Why This High-Yield Pipeline Stock Appears Undervalued After Its 2026 Rally

OneOK represents a compelling opportunity within the infrastructure-focused pipeline stock category. The Tulsa-based midstream operator has delivered solid returns alongside a substantial dividend yield, yet market valuations still suggest room for further appreciation.

Understanding OneOK’s Stable Pipeline Business Model

Operating across 60,000 miles of infrastructure, OneOK functions as a critical intermediary in the energy sector’s transportation ecosystem. Rather than producing energy commodities itself, the company generates revenue through a toll-like fee structure—charging users to transport crude oil, carbon dioxide, natural gas, and natural gas liquids (NGLs) through its extensive network.

This business model creates inherent stability. Long-term contracts with shippers provide predictable cash flows that don’t depend on commodity prices or production volumes. The 120-year operating history demonstrates the durability of this infrastructure-dependent approach. The company’s scale and geographic footprint create a moat that protects margins and ensures continued demand.

Strong Dividend Yield Backed by Strategic Acquisitions

Year-to-date performance has been noteworthy, with the pipeline stock appreciating approximately 18% through early 2026. The current dividend yield of 4.9% sits well above historical averages, rewarding patient investors with substantial income.

OneOK’s recent acquisition strategy has amplified growth prospects. The company acquired Magellan Midstream for $18.8 billion in 2023, followed by Medallion Midstream ($2.6 billion in 2024) and EnLink ($4.3 billion in January 2025). These strategic consolidations expand the pipeline stock’s asset base and revenue-generating potential. Management has committed to annual revenue growth targets of 3-4%, marking the fourth consecutive year of dividend increases.

A critical consideration for yield-focused investors involves dividend safety. While the payout ratio approaches 85%, this metric can be misleading because it includes substantial noncash charges. A more meaningful measure examines how operational cash flows cover dividend distributions. Through the first nine months of 2025, OneOK generated $4.1 billion in operating cash flow while distributing $1.94 billion in dividends—a comfortable 2.1x coverage ratio.

Valuation Analysis: Pipeline Stock Trading at a Discount

Financial momentum has intensified recently. First-nine-month adjusted EBITDA reached $5.9 billion, representing a 27.4% year-over-year increase. Earnings per share climbed 8% to $3.87 during the comparable period.
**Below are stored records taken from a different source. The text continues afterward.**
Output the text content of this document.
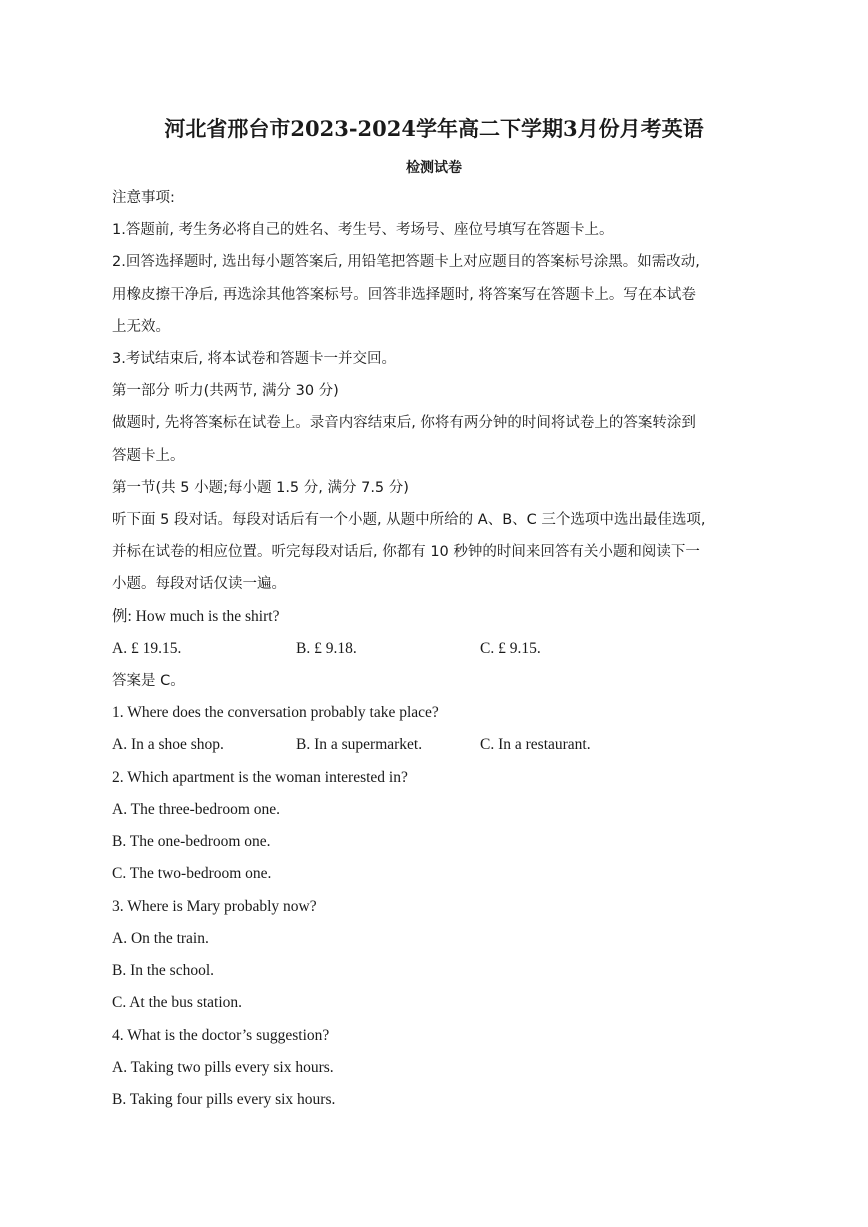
河北省邢台市2023-2024学年高二下学期3月份月考英语
检测试卷
注意事项:
1.答题前, 考生务必将自己的姓名、考生号、考场号、座位号填写在答题卡上。
2.回答选择题时, 选出每小题答案后, 用铅笔把答题卡上对应题目的答案标号涂黑。如需改动,
用橡皮擦干净后, 再选涂其他答案标号。回答非选择题时, 将答案写在答题卡上。写在本试卷
上无效。
3.考试结束后, 将本试卷和答题卡一并交回。
第一部分 听力(共两节, 满分 30 分)
做题时, 先将答案标在试卷上。录音内容结束后, 你将有两分钟的时间将试卷上的答案转涂到
答题卡上。
第一节(共 5 小题;每小题 1.5 分, 满分 7.5 分)
听下面 5 段对话。每段对话后有一个小题, 从题中所给的 A、B、C 三个选项中选出最佳选项,
并标在试卷的相应位置。听完每段对话后, 你都有 10 秒钟的时间来回答有关小题和阅读下一
小题。每段对话仅读一遍。
例: How much is the shirt?
A. £ 19.15.	B. £ 9.18.	C. £ 9.15.
答案是 C。
1. Where does the conversation probably take place?
A. In a shoe shop.	B. In a supermarket.	C. In a restaurant.
2. Which apartment is the woman interested in?
A. The three-bedroom one.
B. The one-bedroom one.
C. The two-bedroom one.
3. Where is Mary probably now?
A. On the train.
B. In the school.
C. At the bus station.
4. What is the doctor’s suggestion?
A. Taking two pills every six hours.
B. Taking four pills every six hours.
Near-term expectations show some moderation. Analysts forecast fourth-quarter EPS of $1.50, reflecting a 4% decline year-over-year, with revenues anticipated around $8.9 billion (up 3% annually). Despite this near-term headwind, the pipeline stock’s current valuation around 16 times earnings appears attractive relative to comparable midstream operators. This pricing suggests the market has yet to fully incorporate the earnings power generated by recent acquisitions.

Energy Market Tailwinds Supporting Pipeline Utilization

Current geopolitical dynamics in the Persian Gulf are already supporting crude prices higher. While OneOK doesn’t explore or produce oil, it benefits from elevated energy prices through increased drilling activity. Oil wells produce “associated” natural gas and NGLs alongside crude—commodities that flow through OneOK’s pipeline infrastructure.

Higher drilling rates directly translate to better utilization of the company’s pipeline assets, improving throughput volumes and fee-based revenues. This indirect leverage to oil prices—without commodity exposure risk—represents a distinct advantage for this pipeline stock during periods of energy market strength.

Making the Investment Case Now

Despite analyst projections suggesting lower fourth-quarter earnings, the fundamental case for ownership appears sound. The pipeline stock combines above-average income generation, stable cash flows, and reasonable valuation with near-term catalysts. Infrastructure consolidation trends, operational leverage from recent acquisitions, and current energy market conditions all support potential upside.

For investors seeking exposure to energy infrastructure through a high-yielding pipeline stock, current levels warrant consideration before the market fully reprices these advantages.